Análise: o que esse dia ensina para jogadores de poker
Esse dia da WSOP deixa claro como uma grande série funciona em camadas. No Millionaire Maker, a mensagem principal é que volume e resistência importam tanto quanto técnica. Em um field enorme, o jogador precisa sobreviver ao caos inicial, mas também saber acelerar quando o stack permite. É um torneio onde a paciência sem agressividade vira passividade, e agressividade sem controle vira eliminação precoce.
No caso de Benoit Fiasson, a posição atual é excelente porque combina stack forte com fase avançada do torneio. Um 12º lugar provisório nessa altura não é apenas uma boa fotografia do momento: é uma base estratégica para pressionar stacks médios e aproveitar a lógica de ICM quando a mesa começar a encurtar. Se ele mantiver a disciplina, tem chances reais de brigar por um resultado de destaque.
O Players Championship reforça outra lição: jogadores completos levam vantagem em campos mistos. Não basta dominar NLHE; é preciso se adaptar a trocas de formato, tamanhos de pote diferentes e dinâmicas que mudam o valor relativo das fichas. É por isso que esse evento continua sendo um termômetro tão respeitado da elite mundial.
Já no $2.500 No-Limit Hold'em, a leitura estratégica é mais direta: stack inicial forte é uma arma. Quem tem fichas pode pressionar antes que o torneio entre em fases de maior ICM, enquanto stacks médios e curtos precisam escolher com cuidado os spots de all-in. Em resumo, a vantagem não está só em ganhar fichas, mas em saber quando usá-las para controlar a mesa.
O que observar a seguir
A próxima etapa será decisiva para Benoit Fiasson, que entra no dia seguinte com uma stack capaz de levá-lo muito longe no Millionaire Maker. Também vale acompanhar o desfecho do Players Championship, onde qualquer erro pode custar caro em um field repleto de campeões.
A WSOP 2026 segue entregando exatamente o que o público espera: histórias diferentes, formatos diferentes e a mesma exigência máxima de qualidade. Quem combina técnica, paciência e agressividade no momento certo continua sendo o perfil mais perigoso de todos.
FAQ
Em que posição está Benoit Fiasson no Millionaire Maker da WSOP 2026?
Após o Day 3, Benoit Fiasson está em 12º lugar provisório com 6.700.000 fichas.
Quantos jogadores restam no $1.500 Millionaire Maker?

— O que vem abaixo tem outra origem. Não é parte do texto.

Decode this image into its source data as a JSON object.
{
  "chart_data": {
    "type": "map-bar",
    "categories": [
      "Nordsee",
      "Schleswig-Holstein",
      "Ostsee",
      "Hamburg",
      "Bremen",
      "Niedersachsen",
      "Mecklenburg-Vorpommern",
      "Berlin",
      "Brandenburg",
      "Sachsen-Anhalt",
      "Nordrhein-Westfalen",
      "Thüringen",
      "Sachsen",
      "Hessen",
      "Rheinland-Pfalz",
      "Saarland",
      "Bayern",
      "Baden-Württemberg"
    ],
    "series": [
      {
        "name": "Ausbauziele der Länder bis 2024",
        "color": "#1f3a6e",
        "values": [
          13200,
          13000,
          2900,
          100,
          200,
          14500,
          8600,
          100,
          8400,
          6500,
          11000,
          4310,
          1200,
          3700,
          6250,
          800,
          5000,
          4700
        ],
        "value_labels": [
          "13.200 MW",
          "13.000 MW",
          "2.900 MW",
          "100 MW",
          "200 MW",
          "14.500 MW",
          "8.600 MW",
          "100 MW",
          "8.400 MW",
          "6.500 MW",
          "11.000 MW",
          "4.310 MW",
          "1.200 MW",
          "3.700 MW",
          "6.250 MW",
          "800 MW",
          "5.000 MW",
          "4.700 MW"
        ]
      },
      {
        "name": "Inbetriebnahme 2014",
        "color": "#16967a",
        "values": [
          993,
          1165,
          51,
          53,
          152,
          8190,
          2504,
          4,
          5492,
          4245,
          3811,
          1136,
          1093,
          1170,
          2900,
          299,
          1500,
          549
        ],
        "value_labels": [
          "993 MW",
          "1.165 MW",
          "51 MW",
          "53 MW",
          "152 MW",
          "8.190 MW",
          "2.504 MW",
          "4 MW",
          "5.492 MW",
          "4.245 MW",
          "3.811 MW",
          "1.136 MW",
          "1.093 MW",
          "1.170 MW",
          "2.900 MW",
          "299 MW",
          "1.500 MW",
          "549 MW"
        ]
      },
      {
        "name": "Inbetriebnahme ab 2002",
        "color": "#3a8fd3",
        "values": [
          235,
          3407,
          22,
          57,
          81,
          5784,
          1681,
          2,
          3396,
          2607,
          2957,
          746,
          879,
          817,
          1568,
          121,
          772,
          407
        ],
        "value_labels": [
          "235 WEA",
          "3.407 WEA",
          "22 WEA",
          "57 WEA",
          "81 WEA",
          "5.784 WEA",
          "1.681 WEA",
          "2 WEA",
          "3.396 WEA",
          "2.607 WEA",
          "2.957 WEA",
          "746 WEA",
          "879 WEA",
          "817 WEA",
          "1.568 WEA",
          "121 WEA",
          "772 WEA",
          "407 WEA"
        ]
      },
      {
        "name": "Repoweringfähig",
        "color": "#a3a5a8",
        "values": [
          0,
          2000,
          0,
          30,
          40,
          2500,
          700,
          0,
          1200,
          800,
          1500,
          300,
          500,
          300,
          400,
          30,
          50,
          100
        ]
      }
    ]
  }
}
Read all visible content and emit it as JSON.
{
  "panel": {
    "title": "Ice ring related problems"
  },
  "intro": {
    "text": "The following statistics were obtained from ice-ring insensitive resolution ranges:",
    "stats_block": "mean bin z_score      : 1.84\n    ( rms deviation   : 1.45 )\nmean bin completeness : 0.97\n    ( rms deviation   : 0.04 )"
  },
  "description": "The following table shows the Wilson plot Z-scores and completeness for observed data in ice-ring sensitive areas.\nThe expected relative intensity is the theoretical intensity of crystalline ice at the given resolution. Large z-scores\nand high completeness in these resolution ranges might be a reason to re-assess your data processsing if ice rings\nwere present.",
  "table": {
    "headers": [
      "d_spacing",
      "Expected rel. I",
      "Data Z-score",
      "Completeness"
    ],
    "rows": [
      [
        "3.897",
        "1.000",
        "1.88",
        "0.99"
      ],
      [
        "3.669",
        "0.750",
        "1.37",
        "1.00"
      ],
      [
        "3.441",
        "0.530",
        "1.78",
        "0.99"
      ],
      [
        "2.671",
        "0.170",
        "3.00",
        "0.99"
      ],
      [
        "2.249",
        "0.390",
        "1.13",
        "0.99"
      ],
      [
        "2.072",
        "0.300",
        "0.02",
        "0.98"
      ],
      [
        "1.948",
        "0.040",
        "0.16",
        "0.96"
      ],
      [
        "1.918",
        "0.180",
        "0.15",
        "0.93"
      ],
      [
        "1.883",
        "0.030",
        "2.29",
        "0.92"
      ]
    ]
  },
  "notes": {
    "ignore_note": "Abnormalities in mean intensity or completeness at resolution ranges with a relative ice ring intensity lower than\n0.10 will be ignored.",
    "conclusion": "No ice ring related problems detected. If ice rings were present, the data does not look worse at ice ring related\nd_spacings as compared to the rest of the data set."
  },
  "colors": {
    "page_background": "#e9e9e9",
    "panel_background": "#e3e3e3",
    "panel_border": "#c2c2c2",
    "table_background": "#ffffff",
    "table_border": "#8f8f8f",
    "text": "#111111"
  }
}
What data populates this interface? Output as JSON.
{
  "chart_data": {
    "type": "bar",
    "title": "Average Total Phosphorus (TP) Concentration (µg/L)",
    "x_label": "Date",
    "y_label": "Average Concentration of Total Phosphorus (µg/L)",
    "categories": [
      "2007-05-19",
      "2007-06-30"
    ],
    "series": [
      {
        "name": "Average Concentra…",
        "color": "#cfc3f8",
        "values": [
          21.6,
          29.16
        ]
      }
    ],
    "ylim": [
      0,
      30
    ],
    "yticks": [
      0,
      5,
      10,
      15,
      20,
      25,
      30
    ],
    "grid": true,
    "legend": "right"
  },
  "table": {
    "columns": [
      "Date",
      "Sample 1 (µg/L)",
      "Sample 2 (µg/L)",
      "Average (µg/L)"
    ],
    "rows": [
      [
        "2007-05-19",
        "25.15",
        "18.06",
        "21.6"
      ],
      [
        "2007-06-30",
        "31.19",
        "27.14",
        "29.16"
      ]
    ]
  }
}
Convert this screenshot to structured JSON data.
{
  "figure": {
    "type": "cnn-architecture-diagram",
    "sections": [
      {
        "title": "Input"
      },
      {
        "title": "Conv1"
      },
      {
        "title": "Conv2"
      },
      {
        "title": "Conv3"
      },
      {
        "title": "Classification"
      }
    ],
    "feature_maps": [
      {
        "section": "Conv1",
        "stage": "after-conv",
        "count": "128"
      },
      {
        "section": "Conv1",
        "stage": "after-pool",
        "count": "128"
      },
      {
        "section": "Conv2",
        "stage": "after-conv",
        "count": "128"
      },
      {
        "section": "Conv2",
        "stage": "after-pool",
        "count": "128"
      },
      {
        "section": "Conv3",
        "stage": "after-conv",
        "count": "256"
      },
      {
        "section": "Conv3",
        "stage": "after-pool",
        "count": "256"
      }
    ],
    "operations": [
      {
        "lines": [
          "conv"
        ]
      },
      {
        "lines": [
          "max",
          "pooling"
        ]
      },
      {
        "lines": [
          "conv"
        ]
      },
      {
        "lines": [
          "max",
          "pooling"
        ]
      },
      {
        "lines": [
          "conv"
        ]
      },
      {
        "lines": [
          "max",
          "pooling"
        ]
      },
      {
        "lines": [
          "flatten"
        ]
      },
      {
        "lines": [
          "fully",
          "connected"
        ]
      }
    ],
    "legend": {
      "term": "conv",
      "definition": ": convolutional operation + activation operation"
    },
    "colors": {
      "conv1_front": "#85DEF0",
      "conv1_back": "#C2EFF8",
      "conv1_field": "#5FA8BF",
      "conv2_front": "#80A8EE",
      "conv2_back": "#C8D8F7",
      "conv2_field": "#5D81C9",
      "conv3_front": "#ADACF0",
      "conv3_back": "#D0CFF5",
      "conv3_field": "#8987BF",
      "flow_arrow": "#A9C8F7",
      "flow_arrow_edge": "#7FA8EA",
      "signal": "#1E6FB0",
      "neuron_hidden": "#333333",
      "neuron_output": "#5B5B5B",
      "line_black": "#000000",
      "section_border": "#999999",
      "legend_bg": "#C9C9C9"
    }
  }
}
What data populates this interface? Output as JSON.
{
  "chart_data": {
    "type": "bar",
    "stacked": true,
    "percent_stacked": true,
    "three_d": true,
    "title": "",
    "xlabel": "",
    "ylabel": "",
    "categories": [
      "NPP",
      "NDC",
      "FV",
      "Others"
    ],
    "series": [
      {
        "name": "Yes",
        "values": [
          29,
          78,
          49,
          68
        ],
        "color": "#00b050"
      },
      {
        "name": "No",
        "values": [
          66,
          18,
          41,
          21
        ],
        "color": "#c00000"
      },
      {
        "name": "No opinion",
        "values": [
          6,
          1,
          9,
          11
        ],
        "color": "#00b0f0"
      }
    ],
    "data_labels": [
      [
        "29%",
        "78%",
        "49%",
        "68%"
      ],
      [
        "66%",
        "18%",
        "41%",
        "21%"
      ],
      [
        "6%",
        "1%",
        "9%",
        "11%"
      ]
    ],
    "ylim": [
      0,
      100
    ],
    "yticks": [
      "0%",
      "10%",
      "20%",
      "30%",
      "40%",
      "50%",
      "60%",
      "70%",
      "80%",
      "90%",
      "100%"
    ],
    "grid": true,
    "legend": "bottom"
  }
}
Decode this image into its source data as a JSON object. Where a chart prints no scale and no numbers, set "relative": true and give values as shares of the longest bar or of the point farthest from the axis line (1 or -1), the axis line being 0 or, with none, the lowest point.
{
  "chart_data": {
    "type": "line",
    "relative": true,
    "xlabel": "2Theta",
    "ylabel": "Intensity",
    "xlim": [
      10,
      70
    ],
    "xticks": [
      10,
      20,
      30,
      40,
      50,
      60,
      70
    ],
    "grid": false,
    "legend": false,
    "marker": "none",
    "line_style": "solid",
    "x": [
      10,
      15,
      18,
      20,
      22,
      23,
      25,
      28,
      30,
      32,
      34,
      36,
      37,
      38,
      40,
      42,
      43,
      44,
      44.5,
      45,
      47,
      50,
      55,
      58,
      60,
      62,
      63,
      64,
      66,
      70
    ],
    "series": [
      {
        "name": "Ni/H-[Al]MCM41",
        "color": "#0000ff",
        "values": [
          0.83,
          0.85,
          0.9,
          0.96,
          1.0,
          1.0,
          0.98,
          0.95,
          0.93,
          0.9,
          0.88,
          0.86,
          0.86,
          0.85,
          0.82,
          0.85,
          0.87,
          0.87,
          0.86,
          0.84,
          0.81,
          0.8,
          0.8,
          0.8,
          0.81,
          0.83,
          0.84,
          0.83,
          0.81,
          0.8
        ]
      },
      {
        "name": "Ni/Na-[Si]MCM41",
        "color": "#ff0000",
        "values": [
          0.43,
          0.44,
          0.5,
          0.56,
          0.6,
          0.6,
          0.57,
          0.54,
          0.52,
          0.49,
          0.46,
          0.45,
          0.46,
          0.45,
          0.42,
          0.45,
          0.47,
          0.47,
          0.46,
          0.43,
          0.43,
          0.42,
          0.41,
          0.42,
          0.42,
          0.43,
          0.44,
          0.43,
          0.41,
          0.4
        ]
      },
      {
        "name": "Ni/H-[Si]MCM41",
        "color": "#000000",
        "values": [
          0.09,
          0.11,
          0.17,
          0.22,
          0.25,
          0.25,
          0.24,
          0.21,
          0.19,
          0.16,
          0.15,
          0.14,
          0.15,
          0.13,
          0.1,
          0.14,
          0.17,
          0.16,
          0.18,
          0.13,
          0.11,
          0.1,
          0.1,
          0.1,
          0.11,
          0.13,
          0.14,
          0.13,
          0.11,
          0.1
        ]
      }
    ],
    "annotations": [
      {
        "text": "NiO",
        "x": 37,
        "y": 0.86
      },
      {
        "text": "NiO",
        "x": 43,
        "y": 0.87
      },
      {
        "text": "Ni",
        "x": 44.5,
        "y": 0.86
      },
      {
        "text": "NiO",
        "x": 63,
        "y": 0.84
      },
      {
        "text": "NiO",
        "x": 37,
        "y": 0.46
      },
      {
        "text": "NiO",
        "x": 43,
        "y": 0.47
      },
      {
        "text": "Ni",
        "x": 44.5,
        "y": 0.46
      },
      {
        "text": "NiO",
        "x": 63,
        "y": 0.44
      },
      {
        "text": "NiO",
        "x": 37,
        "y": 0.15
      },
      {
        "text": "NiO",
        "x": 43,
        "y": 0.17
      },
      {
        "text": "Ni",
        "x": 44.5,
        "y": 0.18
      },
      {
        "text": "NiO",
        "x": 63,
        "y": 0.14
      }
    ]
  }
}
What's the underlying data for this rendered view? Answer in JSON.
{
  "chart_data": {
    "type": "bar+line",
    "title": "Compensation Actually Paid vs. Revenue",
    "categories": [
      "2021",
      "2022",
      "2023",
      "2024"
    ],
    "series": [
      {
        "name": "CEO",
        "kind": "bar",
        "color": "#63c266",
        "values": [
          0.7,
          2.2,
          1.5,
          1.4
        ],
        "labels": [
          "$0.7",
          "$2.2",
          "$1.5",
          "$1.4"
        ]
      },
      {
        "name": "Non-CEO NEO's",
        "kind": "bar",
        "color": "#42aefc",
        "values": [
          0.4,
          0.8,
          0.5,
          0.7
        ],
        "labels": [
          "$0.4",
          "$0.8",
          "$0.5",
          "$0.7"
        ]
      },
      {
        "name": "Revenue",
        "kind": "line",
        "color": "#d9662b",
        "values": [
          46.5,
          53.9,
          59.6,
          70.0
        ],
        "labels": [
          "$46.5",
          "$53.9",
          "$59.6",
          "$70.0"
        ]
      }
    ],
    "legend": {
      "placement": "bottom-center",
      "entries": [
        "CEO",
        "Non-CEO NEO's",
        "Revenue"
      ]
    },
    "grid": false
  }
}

Restam 70 jogadores, de um field inicial de 11.769 inscritos.
Quem é o chipleader do $50.000 Players Championship?
Kristopher Tong volta para o Day 3 como chipleader com 2.428.000 fichas.
Quem lidera o $2.500 No-Limit Hold'em?
O esloveno Blaz Zerjav é o chipleader com 893.000 fichas.
Quantos franceses avançaram no $2.500 No-Limit Hold'em?
Um total de 19 franceses passou para o próximo dia do torneio.